Forschung
Die anstiftung forscht zu Commons-Praxen, Do-it-yourself-Bewegungen, urbaner Subsistenz und nachhaltiger Regionalisierung in ihrer Bedeutung für gesellschaftliche Inklusionsprozesse und nachhaltige Lebensstile. Forschung in der anstiftung ist qualitative empirische Sozialforschung; Forschung und Praxisförderung sind eng miteinander verzahnt. Wir beraten, bearbeiten Förderanträge, veranstalten Workshops, Seminare, Camps und Netzwerktagungen. Durch diese Aktivitäten erhalten wir zugleich einen privilegierten Forschungszugang zum empirischen Feld, der uns (im Vergleich z.B. zu zeitlich limitierten Forschungsprojekten) mittel- und langfristig abgesicherte Einblicke ermöglicht.

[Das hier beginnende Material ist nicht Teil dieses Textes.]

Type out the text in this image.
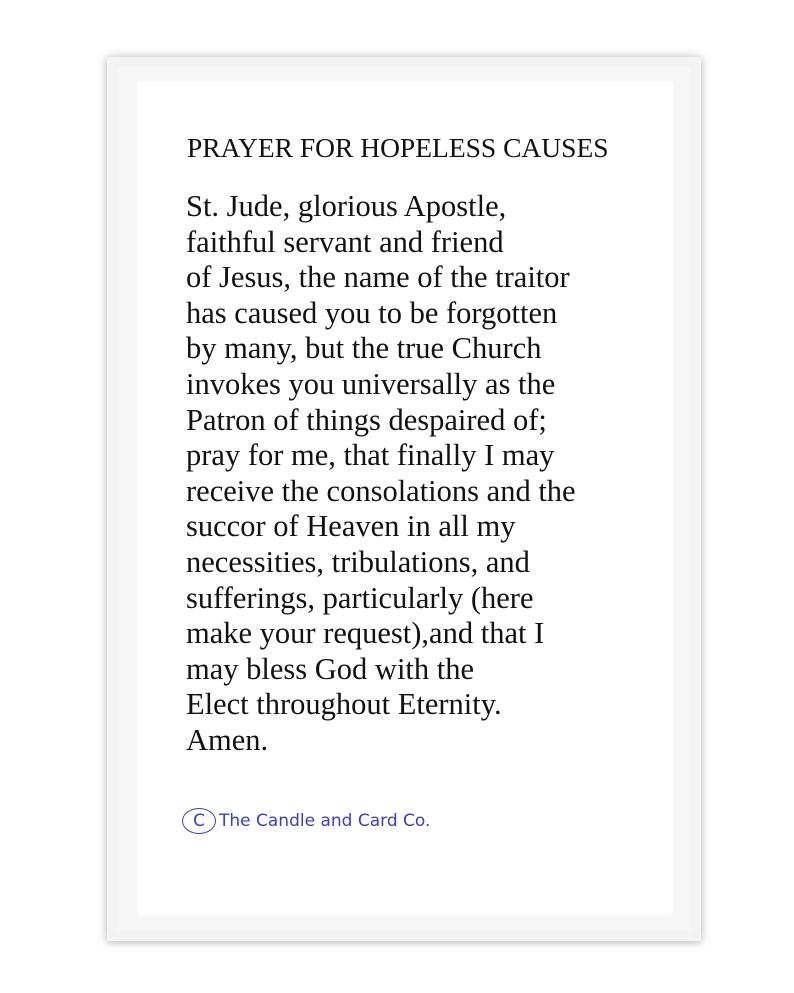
PRAYER FOR HOPELESS CAUSES
St. Jude, glorious Apostle,
faithful servant and friend
of Jesus, the name of the traitor
has caused you to be forgotten
by many, but the true Church
invokes you universally as the
Patron of things despaired of;
pray for me, that finally I may
receive the consolations and the
succor of Heaven in all my
necessities, tribulations, and
sufferings, particularly (here
make your request),and that I
may bless God with the
Elect throughout Eternity.
Amen.
C The Candle and Card Co.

Im Rahmen der eigenen Forschungsarbeit entstehen kontinuierlich Publikationen.
Zuletzt erschien im Herbst 2016 Die Welt reparieren. Open Source und Selbermachen als postkapitalistische Praxis (Andrea Baier/Tom Hansing/Christa Müller/Karin Werner). Das Buch bietet eine gesellschaftliche Einordnung der neuen »Labore« postkapitalistischen Fabrizierens, wie sie sich in neuen Formen des kollaborativen Produzierens, Reparierens und Teilens zeigt.

Das Forschungsprojekt zu "Do-it-yourself-Kulturen als Formen postindustrieller Produktivität" mündete in den 2013 im transcript Verlag erschienenen Bildband Stadt der Commonisten (Andrea Baier/Christa Müller/Karin Werner). Das Projekt vereint zeitdiagnostische Lektüren urbaner Commonspraxen mit fotografischen Lektüren neuer Räume des Selbermachens.

Ebenfalls 2013 bei transcript erschien von Andrea Baier Wie soll man gesund sein, wenn man keine Arbeit hat? Die Soziologin hatte drei Jahre lang die Erfahrungen von Frauen aus verschiedenen Herkunftsländern in einem Göttinger Selbsthilfeprojekt beobachtet und diskutiert die dabei gewonnenen Ergebnisse im Rahmen einer kompakten Studie zum Thema "Gesundheit und soziale Ungleichheit".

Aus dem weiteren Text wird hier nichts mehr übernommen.